The employees were among the first to report widespread wrongdoing at the Phoenix hospital, including chronic delays for veterans seeking care and falsified waiting lists covering up those delays. Similar problems were soon identified at other VA medical facilities across the country in a scandal that forced the ouster of former VA Secretary Eric Shinseki and a new law overhauling the agency and making it easier to fire senior officials.

Dr. Katherine Mitchell, a former co-director of emergency care at the Phoenix hospital; Paula Pedene, the hospital's former chief spokeswoman; and Damian Reese, a program analyst, all filed retaliation complaints with the independent Office of Special Counsel. The counsel's office and the VA announced the settlements Monday in separate statements.

The three employees will remain with the VA and received what the special counsel's office called "full and fair relief." Exact terms of the settlements were not disclosed.

Mitchell and Pedene have accepted new assignments, while Reese will continue as a program analyst at the Phoenix hospital. Mitchell will oversee the hospital's quality of patient care, while Pedene will work in the communications office of the Veterans Health Administration, which oversees VA health care.

"Dr. Mitchell, Ms. Pedene and Mr. Reese followed their consciences and reported wrongdoing, and their efforts have improved care and accountability at the VA," said Special Counsel Carolyn Lerner.

Lerner applauded VA Secretary Robert McDonald and other VA leaders for acting quickly to resolve the Phoenix cases and taking steps to change the agency's culture, which she said has allowed and even encouraged retaliation against those who filed complaints.

By allowing the three "courageous employees to return to successful careers at the VA," the agency's current leaders are "sending a clear message: Whistleblowing should be encouraged, not punished," Lerner said.

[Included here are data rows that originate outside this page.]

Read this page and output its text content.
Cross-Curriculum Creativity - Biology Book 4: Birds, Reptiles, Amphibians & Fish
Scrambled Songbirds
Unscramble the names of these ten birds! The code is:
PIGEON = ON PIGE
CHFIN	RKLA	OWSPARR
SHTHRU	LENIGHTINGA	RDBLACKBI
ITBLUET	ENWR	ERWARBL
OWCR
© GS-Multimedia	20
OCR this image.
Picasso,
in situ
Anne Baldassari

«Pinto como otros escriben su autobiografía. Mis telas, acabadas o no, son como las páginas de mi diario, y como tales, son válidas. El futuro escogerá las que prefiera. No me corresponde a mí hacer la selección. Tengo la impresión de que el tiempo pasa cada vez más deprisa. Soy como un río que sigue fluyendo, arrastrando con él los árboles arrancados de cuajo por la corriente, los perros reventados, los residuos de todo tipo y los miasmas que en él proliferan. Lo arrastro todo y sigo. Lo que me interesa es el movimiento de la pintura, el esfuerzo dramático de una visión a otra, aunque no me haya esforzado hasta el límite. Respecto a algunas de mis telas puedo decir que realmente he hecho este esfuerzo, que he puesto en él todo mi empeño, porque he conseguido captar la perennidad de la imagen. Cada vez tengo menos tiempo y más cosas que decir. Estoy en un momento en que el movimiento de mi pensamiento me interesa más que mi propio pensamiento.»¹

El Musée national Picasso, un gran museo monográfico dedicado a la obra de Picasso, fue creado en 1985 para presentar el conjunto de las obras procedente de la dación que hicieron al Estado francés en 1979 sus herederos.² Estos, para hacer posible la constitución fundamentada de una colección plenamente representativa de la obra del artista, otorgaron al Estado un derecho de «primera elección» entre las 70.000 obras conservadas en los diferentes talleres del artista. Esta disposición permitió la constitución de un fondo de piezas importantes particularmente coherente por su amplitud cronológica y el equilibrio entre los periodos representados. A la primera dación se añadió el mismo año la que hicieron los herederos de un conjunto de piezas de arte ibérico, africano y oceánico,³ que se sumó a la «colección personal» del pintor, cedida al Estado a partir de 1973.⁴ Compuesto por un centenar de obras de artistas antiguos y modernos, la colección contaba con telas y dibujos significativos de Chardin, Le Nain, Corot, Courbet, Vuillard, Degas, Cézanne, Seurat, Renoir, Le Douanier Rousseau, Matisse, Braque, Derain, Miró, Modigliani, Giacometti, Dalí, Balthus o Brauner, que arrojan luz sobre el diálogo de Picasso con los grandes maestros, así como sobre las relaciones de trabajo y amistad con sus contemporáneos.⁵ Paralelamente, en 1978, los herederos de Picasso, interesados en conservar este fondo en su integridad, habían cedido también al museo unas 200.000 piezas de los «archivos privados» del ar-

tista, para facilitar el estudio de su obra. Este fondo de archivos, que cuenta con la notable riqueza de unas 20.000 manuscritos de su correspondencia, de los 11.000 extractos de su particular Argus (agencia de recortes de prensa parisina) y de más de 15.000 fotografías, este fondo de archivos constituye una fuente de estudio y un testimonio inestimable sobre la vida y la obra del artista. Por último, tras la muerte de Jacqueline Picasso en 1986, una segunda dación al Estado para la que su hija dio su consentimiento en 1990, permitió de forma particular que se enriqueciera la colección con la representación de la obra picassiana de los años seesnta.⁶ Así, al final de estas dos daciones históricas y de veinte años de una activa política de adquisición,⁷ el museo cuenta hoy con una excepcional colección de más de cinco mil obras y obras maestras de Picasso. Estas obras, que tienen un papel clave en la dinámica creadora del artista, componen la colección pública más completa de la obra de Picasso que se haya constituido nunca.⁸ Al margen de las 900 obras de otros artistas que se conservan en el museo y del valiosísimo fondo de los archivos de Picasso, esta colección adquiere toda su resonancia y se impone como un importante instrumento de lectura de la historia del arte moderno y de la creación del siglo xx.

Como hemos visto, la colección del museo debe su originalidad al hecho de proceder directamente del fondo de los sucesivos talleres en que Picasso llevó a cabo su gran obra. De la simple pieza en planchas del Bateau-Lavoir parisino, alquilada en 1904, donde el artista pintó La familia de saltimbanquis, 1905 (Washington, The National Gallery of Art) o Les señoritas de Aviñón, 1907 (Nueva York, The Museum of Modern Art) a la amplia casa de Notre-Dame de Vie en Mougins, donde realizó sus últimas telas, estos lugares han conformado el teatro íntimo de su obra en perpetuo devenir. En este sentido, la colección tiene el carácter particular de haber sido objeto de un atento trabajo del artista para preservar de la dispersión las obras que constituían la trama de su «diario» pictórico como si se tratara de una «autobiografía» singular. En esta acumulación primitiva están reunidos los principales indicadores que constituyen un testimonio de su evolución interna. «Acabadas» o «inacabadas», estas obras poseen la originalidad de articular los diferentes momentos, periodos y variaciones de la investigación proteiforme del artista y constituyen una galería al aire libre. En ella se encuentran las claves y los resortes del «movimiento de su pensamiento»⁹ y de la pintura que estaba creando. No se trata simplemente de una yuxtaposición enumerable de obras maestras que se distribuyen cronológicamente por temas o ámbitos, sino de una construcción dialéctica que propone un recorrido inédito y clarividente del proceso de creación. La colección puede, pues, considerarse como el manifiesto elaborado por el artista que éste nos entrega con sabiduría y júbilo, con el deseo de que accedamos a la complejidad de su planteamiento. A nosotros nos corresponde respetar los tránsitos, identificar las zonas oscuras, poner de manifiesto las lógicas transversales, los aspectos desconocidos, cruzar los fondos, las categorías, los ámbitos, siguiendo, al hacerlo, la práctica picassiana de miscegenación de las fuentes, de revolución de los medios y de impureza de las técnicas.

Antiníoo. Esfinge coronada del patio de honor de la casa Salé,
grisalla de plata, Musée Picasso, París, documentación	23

McDonald said in a separate statement that the VA takes whistleblower complaints seriously and will not tolerate retaliation against those who raise issues that may enable VA to better serve veterans.

"We depend on VA employees and leaders to put the needs of veterans first and honor VA's core values of 'integrity, commitment, advocacy, respect and excellence,' " he said.

Pedene was removed from her $106,000-a-year job in December 2012 and transferred to the hospital library. In April, she was assigned to work in a windowless basement where she had few if any duties. "A horrible way to live" is how she described the experience in a phone interview Monday.

"I was humiliated every day," Pedene said. "Although I am looking forward to new opportunities I feel saddened I am not going to be able to do my public affairs role as I have done in Phoenix for the past 20 years."